Hm... but if the data isn’t labeled, then how is the model learning? How is it evaluating itself to understand if it’s performing well or not?
Well, first, let’s go ahead and touch on the fact that, with unsupervised learning, since the model is unaware of the labels for the training data, there is no way to measure accuracy. Accuracy is not typically a metric that we use to analyze an unsupervised learning process.
Essentially, with unsupervised learning, the model is going to be given an unlabeled dataset, and it’s going to attempt to learn some type of structure from the data and will extract the useful information or features from this data.
It’s going to be learning how to create a mapping from given inputs to particular outputs based on what it’s learning about the structure of this data without any labels.
Unsupervised learning examples
Let’s make this solid with some examples.
One of the most popular applications of unsupervised learning is through the use of clustering algorithms. Sticking with our example from our previous post on supervised learning, let’s suppose we have the height and weight data for a particular age group of males and females.
This time, we don’t have the labels for this data, so any given sample from this data set would just be a pair consisting of one person’s height and weight. There is no associated label telling us whether this person was a male or female.
Now, a clustering algorithm could analyze this data and start to learn the structure of it even though it’s not labeled. Through learning the structure, it can start to cluster the data into groups.
We could imagine that if we were to plot this height and weight data on a chart, then maybe it would look something like this with weight on the x-axis and height on the y-axis.
There’s nothing explicitly telling us the labels for this data, but we can see that there are two pretty distinct clusters here, and so we could infer that perhaps this clustering is occurring based on whether these individuals are male or female.
One of these clusters may be made up predominately of females, while the other is predominately male, so clustering is one area that makes use of unsupervised learning. Let’s look at another.

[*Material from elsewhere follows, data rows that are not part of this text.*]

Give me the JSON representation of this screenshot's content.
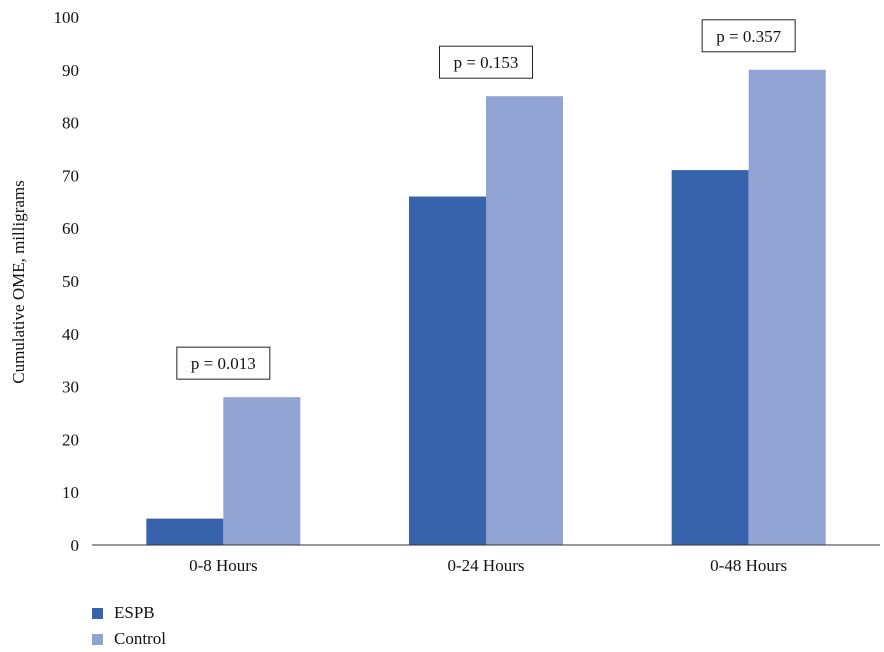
{
  "chart_data": {
    "type": "bar",
    "ylabel": "Cumulative OME, milligrams",
    "xlabel": "",
    "ylim": [
      0,
      100
    ],
    "yticks": [
      "0",
      "10",
      "20",
      "30",
      "40",
      "50",
      "60",
      "70",
      "80",
      "90",
      "100"
    ],
    "categories": [
      "0-8 Hours",
      "0-24 Hours",
      "0-48 Hours"
    ],
    "series": [
      {
        "name": "ESPB",
        "color": "#3763ac",
        "values": [
          5,
          66,
          71
        ]
      },
      {
        "name": "Control",
        "color": "#90a3d2",
        "values": [
          28,
          85,
          90
        ]
      }
    ],
    "annotations": [
      "p = 0.013",
      "p = 0.153",
      "p = 0.357"
    ],
    "grid": false,
    "legend_position": "bottom-left"
  }
}
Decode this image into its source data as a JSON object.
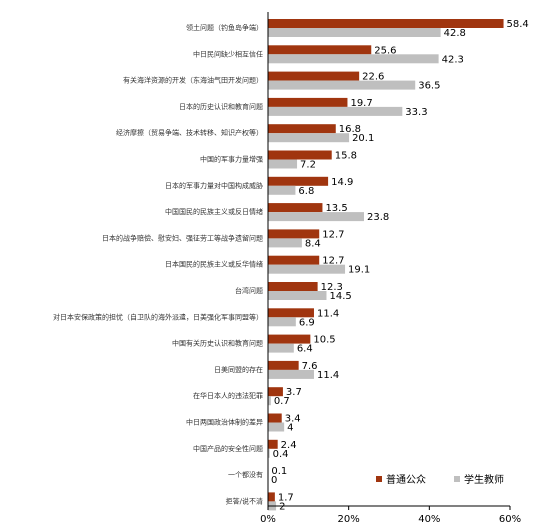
{
  "chart_data": {
    "type": "bar",
    "orientation": "horizontal",
    "categories": [
      "领土问题（钓鱼岛争端）",
      "中日民间缺少相互信任",
      "有关海洋资源的开发（东海油气田开发问题）",
      "日本的历史认识和教育问题",
      "经济摩擦（贸易争端、技术转移、知识产权等）",
      "中国的军事力量增强",
      "日本的军事力量对中国构成威胁",
      "中国国民的民族主义或反日情绪",
      "日本的战争赔偿、慰安妇、强征劳工等战争遗留问题",
      "日本国民的民族主义或反华情绪",
      "台湾问题",
      "对日本安保政策的担忧（自卫队的海外派遣，日美强化军事同盟等）",
      "中国有关历史认识和教育问题",
      "日美同盟的存在",
      "在华日本人的违法犯罪",
      "中日两国政治体制的差异",
      "中国产品的安全性问题",
      "一个都没有",
      "拒答/说不清"
    ],
    "series": [
      {
        "name": "普通公众",
        "color": "#a0350f",
        "values": [
          58.4,
          25.6,
          22.6,
          19.7,
          16.8,
          15.8,
          14.9,
          13.5,
          12.7,
          12.7,
          12.3,
          11.4,
          10.5,
          7.6,
          3.7,
          3.4,
          2.4,
          0.1,
          1.7
        ]
      },
      {
        "name": "学生教师",
        "color": "#bfbfbf",
        "values": [
          42.8,
          42.3,
          36.5,
          33.3,
          20.1,
          7.2,
          6.8,
          23.8,
          8.4,
          19.1,
          14.5,
          6.9,
          6.4,
          11.4,
          0.7,
          4,
          0.4,
          0,
          2
        ]
      }
    ],
    "value_labels": [
      [
        "58.4",
        "25.6",
        "22.6",
        "19.7",
        "16.8",
        "15.8",
        "14.9",
        "13.5",
        "12.7",
        "12.7",
        "12.3",
        "11.4",
        "10.5",
        "7.6",
        "3.7",
        "3.4",
        "2.4",
        "0.1",
        "1.7"
      ],
      [
        "42.8",
        "42.3",
        "36.5",
        "33.3",
        "20.1",
        "7.2",
        "6.8",
        "23.8",
        "8.4",
        "19.1",
        "14.5",
        "6.9",
        "6.4",
        "11.4",
        "0.7",
        "4",
        "0.4",
        "0",
        "2"
      ]
    ],
    "xlim": [
      0,
      60
    ],
    "xticks": [
      0,
      20,
      40,
      60
    ],
    "xtick_labels": [
      "0%",
      "20%",
      "40%",
      "60%"
    ],
    "grid": false,
    "legend_position": "bottom-right",
    "title": "",
    "xlabel": "",
    "ylabel": ""
  }
}
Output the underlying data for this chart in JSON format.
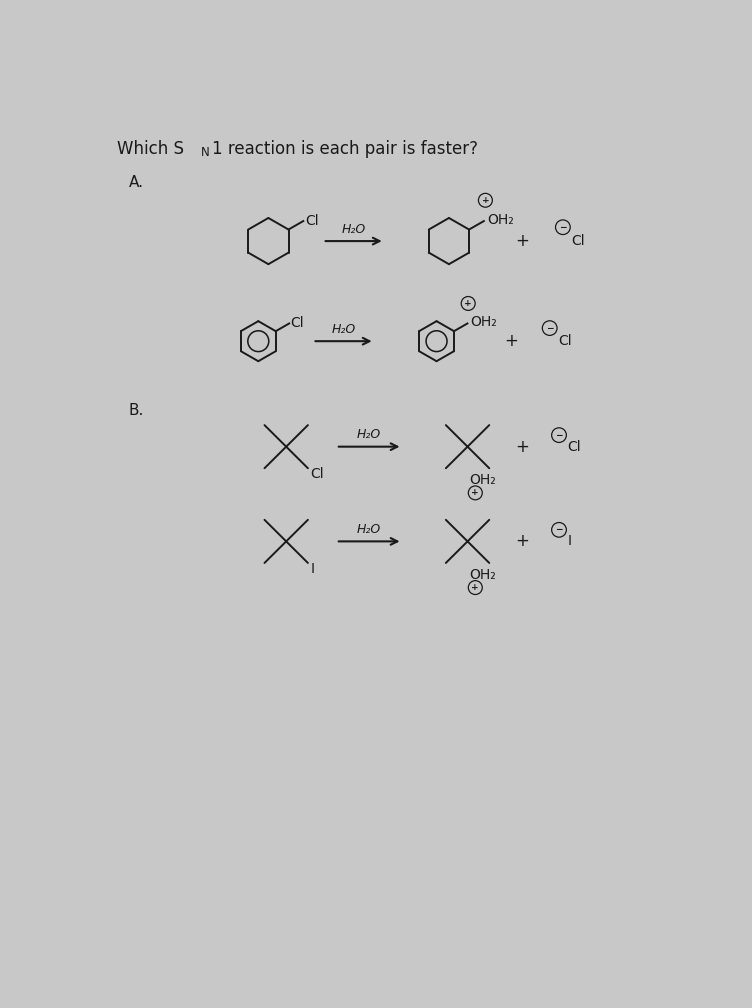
{
  "background_color": "#c8c8c8",
  "text_color": "#1a1a1a",
  "section_A_label": "A.",
  "section_B_label": "B.",
  "h2o": "H₂O",
  "plus": "+",
  "lw": 1.4,
  "fs": 10,
  "r_hex": 0.3,
  "r_benz": 0.26,
  "sc": 0.28
}
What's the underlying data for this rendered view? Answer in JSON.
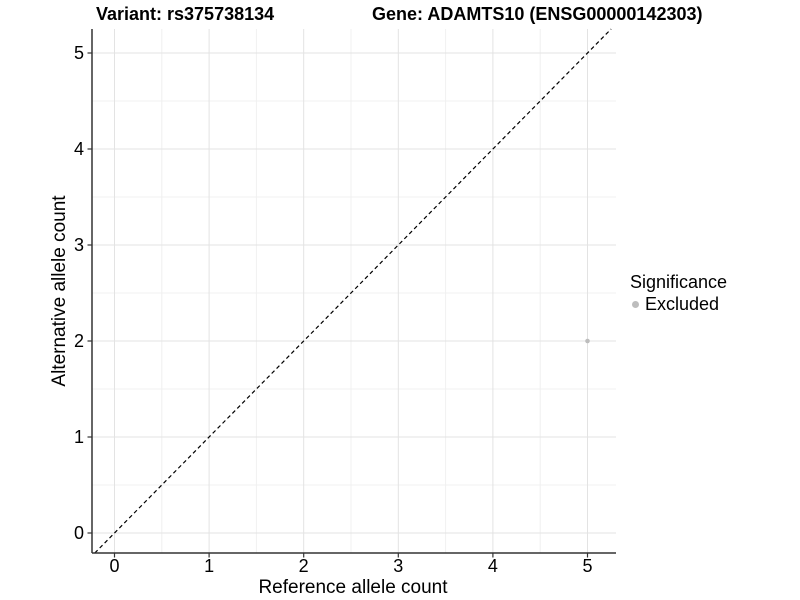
{
  "chart_data": {
    "type": "scatter",
    "titles": {
      "left": "Variant: rs375738134",
      "right": "Gene: ADAMTS10 (ENSG00000142303)"
    },
    "xlabel": "Reference allele count",
    "ylabel": "Alternative allele count",
    "x_ticks": [
      0,
      1,
      2,
      3,
      4,
      5
    ],
    "y_ticks": [
      0,
      1,
      2,
      3,
      4,
      5
    ],
    "x_minor_ticks": [
      0.5,
      1.5,
      2.5,
      3.5,
      4.5
    ],
    "y_minor_ticks": [
      0.5,
      1.5,
      2.5,
      3.5,
      4.5
    ],
    "xlim": [
      -0.25,
      5.3
    ],
    "ylim": [
      -0.21,
      5.25
    ],
    "grid": true,
    "identity_line": {
      "show": true,
      "style": "dashed",
      "color": "#000000"
    },
    "points": [
      {
        "x": 5,
        "y": 2,
        "significance": "Excluded"
      }
    ],
    "point_radius": 2.3,
    "legend": {
      "title": "Significance",
      "position": "right",
      "items": [
        {
          "label": "Excluded",
          "color": "#bdbdbd"
        }
      ]
    },
    "colors": {
      "grid_major": "#e3e3e3",
      "grid_minor": "#f0f0f0",
      "axis_line": "#333333",
      "tick": "#333333",
      "text": "#000000",
      "point": "#bdbdbd",
      "background": "#ffffff"
    }
  }
}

Unsupervised learning is also used by autoencoders.
In the most basic terms, an autoencoders is an artificial neural network that takes in input, and then outputs a reconstruction of this input.
Based on everything we’ve learned so far on neural networks, this seems pretty strange, but let’s explain this idea further using an example.
Suppose we have a set of images of handwritten digits, and we want to pass them through an autoencoder. Remember, an autoencoder is just a neural network.
This neural network will take in this image of a digit, and it will then encode the image. Then, at the end of the network, it will decode the image and output the decoded reconstructed version of the original image.
The goal here is for the reconstructed image to be as close as possible to the original image.
A question we might ask about this process is: How can we even measure how well this autoencoder is doing at reconstructing the original image without visually inspecting it?
Well, we can think of the loss function for this autoencoder as measuring how similar the reconstructed version of the image is to the original version. The more similar the reconstructed image is to the original image, the lower the loss.
Since this is an artificial neural network after all, we’ll still be using some variation of SGD during training, and so we’ll still have the same objective of minimizing our loss function.
During training, our model is incentivized to make the reconstructed images closer and closer to the originals.
Applications of autoencoders
Alright, so hopefully we have the very basic idea of an autoencoder down, but what would be an application for doing this? Why would we just want to reconstruct input?
Well, one application for this could be to denoise images. Once the model has been trained, then it can accept other similar images that may have a lot of noise surrounding them, and it will be able to extract the underlying meaningful features and reconstruct the image without the noise.
If you’d like to read-up further on the idea of autoencoders, check out this blog.
We should now understand the concept of unsupervised learning, as well as some of the applications that make use of this type of learning like clustering algorithms and autoencoders. I’ll see ya in the next one!